In late ’04 (two and a half years ago) Wes Anderson was the big-cheese auteur with his latest film, The Life Aquatic, about to open, and by anyone’s yardstick a kind of imposing older-brother figure. Noah Baumbach, obviously, was the new kid on the block — Anderson’s up-and-coming screenwriting collaborator (on Aquatic) whose second film as a director-writer, The Squid and the Whale, was unseen and awaiting its debut at Sundance ’05. And yet Anderson’s film was soon regarded as a disappointment; three months later Baumbach’s was seen as anything but.

Jason Schwartzman, Owen Wilson and Adrien Brody in The Darjeeling Limited

Having seen that Margot at the Wedding trailer and having read Anderson’s The Darjeeling Limited (another signature Wessy head-trip flick — quirky humor, odd eccentricities, three brothers on an adventure, father issues, an exotic train ride across India), I would say Anderson and Baumbach’s dynamic has changed.
At the very least Baumbach is standing on his own turf now, and doesn’t seem to be as locked into a stylized attitude trajectory as Wes still seems to be. I should just shut up, I know, and this is hardly an original thought, but I still feel that Anderson needs to rediscover or re-combust the freshness of spirit he and collaborator Owen Wilson had in spades in the mid to late ’90s when they made Bottle Rocket and Rushmore.
Boiled down to basics, I’m still picking up jaded vibes from Anderson camp (i.e., the ones that started to be noticed when journalists began writing articles about the Manhattan tailor who, per specific instructions, cuts Wes’s suits a little tighter and shorter than the norm) but not necessarily from Baumbach’s. I say this, again, knowing next to nothing about Margot or about their collaboration on that animated (stalled?) Raold Dahl fox-and-the-chicken-coop movie.
Fox Searchlight will be opening The Darjeeling Limited on 12.25.07.

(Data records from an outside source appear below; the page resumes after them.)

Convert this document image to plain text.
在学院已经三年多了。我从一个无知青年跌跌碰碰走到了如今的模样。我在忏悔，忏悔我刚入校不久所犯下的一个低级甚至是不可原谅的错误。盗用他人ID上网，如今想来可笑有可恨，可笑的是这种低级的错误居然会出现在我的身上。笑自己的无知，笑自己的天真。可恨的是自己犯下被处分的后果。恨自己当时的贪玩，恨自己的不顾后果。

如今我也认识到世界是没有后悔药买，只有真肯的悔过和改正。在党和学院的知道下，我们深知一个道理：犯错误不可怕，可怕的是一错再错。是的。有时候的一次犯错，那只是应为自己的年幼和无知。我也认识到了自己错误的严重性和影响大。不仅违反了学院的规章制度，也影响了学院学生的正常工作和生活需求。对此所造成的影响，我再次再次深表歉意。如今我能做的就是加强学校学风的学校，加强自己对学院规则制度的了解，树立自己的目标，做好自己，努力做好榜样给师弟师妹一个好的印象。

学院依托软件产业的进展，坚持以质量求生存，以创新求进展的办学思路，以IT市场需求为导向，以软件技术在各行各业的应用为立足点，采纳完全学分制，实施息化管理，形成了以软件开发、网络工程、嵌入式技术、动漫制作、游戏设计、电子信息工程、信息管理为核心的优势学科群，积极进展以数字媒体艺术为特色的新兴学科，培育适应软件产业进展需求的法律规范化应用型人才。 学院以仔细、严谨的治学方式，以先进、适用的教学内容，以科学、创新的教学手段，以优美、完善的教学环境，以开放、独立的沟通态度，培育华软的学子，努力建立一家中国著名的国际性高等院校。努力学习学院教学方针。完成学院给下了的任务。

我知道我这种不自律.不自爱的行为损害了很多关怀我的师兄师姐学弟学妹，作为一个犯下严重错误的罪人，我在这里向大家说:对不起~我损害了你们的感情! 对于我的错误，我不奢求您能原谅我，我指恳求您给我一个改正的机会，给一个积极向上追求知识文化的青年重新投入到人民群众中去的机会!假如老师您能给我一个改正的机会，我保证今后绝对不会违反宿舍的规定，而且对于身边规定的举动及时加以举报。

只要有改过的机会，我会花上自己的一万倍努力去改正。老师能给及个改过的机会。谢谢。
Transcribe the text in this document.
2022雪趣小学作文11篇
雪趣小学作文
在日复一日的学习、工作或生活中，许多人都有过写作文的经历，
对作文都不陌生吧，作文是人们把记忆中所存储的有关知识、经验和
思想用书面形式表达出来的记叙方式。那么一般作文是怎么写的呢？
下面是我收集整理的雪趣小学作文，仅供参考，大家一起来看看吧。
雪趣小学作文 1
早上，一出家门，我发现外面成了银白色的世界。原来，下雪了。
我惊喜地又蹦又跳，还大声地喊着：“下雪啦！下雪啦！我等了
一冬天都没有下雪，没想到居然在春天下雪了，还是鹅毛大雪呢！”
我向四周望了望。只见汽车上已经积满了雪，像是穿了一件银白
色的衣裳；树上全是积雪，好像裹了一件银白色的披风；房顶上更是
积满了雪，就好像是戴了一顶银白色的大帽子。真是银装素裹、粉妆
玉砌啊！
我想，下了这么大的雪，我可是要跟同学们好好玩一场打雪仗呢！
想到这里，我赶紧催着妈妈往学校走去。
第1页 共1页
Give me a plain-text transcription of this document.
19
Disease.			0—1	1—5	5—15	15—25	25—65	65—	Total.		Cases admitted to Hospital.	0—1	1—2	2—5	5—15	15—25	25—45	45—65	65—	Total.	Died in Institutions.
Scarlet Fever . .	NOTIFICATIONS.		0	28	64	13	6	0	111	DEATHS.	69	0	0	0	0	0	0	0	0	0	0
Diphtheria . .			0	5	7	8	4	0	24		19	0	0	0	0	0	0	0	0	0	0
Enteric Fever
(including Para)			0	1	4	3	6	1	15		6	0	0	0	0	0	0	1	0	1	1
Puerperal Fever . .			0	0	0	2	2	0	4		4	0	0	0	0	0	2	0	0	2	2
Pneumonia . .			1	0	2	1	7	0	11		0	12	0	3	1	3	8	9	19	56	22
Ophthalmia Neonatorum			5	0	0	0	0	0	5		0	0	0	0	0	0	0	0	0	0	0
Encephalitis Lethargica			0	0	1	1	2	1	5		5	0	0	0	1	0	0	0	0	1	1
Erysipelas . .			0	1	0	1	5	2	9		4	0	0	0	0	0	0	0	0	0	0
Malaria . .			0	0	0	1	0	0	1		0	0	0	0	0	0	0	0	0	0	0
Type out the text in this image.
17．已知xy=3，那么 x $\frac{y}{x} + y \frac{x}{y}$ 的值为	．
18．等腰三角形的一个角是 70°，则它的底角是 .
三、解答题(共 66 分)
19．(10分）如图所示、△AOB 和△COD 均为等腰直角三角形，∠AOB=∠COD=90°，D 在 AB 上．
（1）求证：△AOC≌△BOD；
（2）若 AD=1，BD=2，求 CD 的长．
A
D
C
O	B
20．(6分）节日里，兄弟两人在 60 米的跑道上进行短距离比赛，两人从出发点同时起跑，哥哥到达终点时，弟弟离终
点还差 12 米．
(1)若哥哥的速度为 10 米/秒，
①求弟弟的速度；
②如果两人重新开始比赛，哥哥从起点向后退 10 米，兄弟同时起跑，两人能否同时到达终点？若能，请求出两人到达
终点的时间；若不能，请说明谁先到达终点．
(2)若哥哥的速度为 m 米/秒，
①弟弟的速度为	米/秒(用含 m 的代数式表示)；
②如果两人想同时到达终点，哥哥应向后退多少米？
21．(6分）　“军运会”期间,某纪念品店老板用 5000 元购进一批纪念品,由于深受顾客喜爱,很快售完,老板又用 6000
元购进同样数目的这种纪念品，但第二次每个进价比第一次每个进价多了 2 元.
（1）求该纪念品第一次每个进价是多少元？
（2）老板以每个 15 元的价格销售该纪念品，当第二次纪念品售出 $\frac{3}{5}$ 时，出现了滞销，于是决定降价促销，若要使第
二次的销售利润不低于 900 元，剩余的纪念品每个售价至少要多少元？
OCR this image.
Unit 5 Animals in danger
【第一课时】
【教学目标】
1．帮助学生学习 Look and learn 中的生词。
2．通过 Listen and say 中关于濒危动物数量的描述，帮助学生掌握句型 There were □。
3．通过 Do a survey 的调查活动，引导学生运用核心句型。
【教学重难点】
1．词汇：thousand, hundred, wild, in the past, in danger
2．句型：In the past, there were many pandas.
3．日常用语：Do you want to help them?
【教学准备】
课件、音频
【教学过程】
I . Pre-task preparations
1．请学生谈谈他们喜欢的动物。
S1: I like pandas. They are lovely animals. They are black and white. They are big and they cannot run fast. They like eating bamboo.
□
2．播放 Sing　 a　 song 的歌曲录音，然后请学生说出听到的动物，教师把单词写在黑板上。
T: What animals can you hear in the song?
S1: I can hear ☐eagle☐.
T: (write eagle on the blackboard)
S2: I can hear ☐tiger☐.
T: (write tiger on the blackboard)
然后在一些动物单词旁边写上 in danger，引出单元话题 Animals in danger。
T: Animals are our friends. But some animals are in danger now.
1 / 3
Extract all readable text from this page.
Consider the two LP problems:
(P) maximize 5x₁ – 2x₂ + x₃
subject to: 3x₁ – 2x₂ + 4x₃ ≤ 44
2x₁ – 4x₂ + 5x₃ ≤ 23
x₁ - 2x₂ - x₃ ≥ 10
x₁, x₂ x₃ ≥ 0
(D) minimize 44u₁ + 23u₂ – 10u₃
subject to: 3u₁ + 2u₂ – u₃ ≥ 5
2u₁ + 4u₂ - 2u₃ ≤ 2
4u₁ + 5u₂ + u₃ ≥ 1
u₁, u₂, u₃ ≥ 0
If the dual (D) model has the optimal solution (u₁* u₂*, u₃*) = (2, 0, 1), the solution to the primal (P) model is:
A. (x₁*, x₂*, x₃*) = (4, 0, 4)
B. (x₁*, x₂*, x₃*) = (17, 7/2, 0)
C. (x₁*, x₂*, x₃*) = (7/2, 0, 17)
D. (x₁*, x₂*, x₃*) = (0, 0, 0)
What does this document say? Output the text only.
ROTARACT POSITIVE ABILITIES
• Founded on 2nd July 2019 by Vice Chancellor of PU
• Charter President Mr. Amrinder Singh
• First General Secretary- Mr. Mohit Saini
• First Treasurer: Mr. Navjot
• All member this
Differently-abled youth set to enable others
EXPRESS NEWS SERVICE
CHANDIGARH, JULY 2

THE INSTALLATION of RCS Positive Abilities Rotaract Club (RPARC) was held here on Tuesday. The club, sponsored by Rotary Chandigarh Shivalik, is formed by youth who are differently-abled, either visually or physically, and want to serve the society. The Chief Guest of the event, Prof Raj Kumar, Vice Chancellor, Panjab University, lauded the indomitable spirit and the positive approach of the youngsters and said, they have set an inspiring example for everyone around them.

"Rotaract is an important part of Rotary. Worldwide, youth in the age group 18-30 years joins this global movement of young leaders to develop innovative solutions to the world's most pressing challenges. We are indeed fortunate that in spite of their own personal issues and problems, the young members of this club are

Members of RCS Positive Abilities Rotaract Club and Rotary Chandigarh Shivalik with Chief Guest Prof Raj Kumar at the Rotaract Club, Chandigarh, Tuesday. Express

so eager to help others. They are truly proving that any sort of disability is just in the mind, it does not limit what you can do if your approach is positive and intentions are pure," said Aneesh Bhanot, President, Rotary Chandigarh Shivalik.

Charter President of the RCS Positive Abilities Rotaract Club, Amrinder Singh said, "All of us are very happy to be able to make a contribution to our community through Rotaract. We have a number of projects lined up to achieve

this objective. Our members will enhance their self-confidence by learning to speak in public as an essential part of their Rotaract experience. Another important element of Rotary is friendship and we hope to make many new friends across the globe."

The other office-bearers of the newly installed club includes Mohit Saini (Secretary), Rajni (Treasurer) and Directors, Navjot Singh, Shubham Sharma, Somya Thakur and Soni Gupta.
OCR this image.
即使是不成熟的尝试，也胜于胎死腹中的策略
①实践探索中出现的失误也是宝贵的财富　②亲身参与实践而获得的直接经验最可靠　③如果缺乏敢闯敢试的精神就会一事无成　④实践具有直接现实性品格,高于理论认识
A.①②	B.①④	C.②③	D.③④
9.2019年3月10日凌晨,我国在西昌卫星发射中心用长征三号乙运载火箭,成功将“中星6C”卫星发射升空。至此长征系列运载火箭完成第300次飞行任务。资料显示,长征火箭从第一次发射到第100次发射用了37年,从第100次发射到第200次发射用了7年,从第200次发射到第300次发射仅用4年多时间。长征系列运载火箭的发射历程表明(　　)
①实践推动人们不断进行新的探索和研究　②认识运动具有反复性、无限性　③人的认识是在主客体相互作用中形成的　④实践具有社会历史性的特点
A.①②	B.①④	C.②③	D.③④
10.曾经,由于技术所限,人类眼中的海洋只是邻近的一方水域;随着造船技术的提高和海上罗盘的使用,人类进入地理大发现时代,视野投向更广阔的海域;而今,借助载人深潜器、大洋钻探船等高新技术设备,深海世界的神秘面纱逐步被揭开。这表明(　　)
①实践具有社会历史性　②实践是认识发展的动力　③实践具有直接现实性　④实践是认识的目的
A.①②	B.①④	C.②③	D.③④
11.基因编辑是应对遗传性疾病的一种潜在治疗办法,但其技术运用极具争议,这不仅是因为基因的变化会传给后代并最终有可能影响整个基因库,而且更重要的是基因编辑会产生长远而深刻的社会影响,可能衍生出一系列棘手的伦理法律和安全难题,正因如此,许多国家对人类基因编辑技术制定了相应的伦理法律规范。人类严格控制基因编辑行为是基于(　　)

Obviously I’m not the only one to remark that Andersonville has been imploding since the days of The Royal Tennenbaums, but maybe the Anderson undercurrents have shifted in ways I’m not aware of and the Wes fans are processing things in a different light.
All that said, I’m still a raging admirer of Anderson’s American Express spot… hilarious, amazing choreography, exactly “right.”